Share your thoughts:

Have you ever participated in Ramadan, fasting, or any spiritual practice that wasn’t tied to your own faith or non-faith tradition? Tell us about your experience!

6 comments

  1. Hi Dana,
    I love your contribution to Interfaith Ramadan! Sarah Ager’s idea is a wonderful one, and you are a perfect person to participate. 🙂
    I think that spiritual practices such as fasting, which may be outside of our own traditions, are challenging, yet meaningful ways to grow and strengthen our faith and connection with the Divine and/or each other.
    As you know, my new husband is Muslim. 🙂 I have very much enjoyed honoring his beliefs and learning more about Islam by praying and reading the Qur’an with him during these past few months of marriage. Specifically for Ramadan, I have set a goal of trying to read the entire Qur’an, which is something I have not done before, but have wanted to for some time.
    However, I must admit that fasting has been much more difficult for me to commit to doing. In no way is he expecting or pushing me to fast with him, but it is something that I would like to do if I can. I have attempted it, but have not managed to make it through a whole day yet. If I do, I’ll be sure to share the experience! 😉

    1. Sarah:

      Thanks so much for reading and sharing your thoughts and experiences.

      Blessings on your new marriage, and yes, do keep us updated on your first Ramadan as a married couple! I love that you are reading the Qur’an and attempting a partial fast. I’ve found that engaging in those practices (or texts) outside Christianity doesn’t “derail” my faith, but rather strengthens it! Have you found that to be true?

      What are learning about/enjoy thus far from your Qur’an reading?

      Deep peace,
      Dana

      1. Thank you, Dana!
        Yes, I have definitely found that engaging with practices and texts outside Christianity strengthens my faith! Actually, the Qur’an itself reinforces and affirms Christianity and Biblical scriptures in so many ways. This is something I have been learning more, and gaining strength from, while reading it this month.

        Also, yesterday I completed my first day-long Ramadan fast, in conjunction with http://www.se7enfast.com/about

        It went surprisingly smoothly, and I didn’t even have a glass of water (which is what I have most struggled with during my previous fasting attempts)! My husband woke me up at 4 am, we had suhoor (pre-dawn meal before fasting begins) and prayed together. Then at 8:30 pm we broke our fast with a delicious iftar (evening meal after fasting) that he so kindly and expertly prepared for us. I’m actually fasting again today and, God willing, will complete this second day in just a few hours! I will admit that I’m definitely struggling a bit more today than yesterday. My husband has been so incredibly kind and encouraging, though, so that helps. 🙂

        1. Sarah:

          Thanks so much for reading and sharing your experience.
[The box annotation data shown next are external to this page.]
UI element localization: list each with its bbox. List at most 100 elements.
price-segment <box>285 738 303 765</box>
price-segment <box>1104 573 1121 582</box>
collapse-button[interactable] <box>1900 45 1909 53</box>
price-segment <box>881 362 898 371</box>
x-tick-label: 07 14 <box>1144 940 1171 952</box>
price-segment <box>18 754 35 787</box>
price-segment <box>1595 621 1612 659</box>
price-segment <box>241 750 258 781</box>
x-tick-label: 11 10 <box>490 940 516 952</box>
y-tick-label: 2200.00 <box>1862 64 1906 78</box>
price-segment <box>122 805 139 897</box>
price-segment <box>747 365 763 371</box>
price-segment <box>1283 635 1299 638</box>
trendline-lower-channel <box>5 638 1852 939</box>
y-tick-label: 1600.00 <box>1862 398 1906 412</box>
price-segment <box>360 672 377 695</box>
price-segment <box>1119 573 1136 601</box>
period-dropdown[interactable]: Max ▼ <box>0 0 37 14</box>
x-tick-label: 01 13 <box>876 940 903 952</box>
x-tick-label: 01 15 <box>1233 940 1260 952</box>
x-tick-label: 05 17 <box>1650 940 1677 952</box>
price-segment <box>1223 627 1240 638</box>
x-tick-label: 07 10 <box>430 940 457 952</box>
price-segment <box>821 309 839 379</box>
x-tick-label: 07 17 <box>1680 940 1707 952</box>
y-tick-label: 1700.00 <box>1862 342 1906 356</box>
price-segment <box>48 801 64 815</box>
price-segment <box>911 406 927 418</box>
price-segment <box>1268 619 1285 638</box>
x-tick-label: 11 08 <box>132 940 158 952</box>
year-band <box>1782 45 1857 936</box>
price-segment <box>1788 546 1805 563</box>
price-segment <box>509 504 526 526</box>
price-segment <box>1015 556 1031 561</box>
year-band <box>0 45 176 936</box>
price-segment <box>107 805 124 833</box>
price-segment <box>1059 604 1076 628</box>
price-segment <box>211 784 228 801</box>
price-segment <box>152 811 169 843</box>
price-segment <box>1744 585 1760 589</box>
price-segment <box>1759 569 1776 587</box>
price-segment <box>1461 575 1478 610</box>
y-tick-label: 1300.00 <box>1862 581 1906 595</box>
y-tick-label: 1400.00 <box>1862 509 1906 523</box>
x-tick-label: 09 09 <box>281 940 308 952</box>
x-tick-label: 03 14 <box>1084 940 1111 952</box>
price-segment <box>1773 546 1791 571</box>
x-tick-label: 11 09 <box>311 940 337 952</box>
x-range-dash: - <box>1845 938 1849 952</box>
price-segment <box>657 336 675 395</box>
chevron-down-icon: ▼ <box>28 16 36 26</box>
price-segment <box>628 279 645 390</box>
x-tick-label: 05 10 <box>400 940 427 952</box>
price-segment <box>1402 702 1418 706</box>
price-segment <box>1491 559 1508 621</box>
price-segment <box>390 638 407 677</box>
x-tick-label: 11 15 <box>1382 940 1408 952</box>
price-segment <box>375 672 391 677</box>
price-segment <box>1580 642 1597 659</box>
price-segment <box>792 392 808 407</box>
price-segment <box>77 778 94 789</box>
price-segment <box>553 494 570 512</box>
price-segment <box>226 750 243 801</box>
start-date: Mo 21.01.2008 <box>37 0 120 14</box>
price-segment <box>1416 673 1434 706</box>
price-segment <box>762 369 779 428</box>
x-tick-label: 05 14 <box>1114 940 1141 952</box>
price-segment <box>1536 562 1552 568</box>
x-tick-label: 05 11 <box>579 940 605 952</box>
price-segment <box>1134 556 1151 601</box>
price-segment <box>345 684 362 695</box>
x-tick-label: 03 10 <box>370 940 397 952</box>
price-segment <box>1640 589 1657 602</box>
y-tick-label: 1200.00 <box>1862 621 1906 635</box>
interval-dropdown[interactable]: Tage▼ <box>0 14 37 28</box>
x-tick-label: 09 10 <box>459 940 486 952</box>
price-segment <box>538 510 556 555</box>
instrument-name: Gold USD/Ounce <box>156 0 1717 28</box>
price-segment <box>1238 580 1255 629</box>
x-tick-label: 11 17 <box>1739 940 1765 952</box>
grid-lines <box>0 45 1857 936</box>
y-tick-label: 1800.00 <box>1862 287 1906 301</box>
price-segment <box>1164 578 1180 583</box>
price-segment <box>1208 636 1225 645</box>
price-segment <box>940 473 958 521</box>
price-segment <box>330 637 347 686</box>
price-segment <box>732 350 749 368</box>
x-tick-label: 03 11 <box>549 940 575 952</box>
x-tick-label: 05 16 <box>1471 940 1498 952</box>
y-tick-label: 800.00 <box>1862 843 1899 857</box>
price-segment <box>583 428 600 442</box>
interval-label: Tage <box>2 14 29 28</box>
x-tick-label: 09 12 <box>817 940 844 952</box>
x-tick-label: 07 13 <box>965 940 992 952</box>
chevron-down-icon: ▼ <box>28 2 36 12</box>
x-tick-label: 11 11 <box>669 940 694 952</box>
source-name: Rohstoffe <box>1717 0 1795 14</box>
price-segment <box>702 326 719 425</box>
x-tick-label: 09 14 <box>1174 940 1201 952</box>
          I’m glad fasting went well the first day, though I can imagine an entire daylight fast of food and water is very, very difficult. You are in my prayers as you continue to discern how fasting may take shape in your own Christian practice. I love to hear interfaith couples “sharing” one another’s rituals, as I’m convinced it makes for a stronger, harmonious household. Plus, can we ever really have too many spiritual practices and holy days?! 🙂

          I also love your blog post. Please keep writing about your experiences. Your voice is needed, especially for those in America who believe that, in particular, a Christian-Muslim pairing could not work. You and your husband are a powerful example of placing God and love in the center.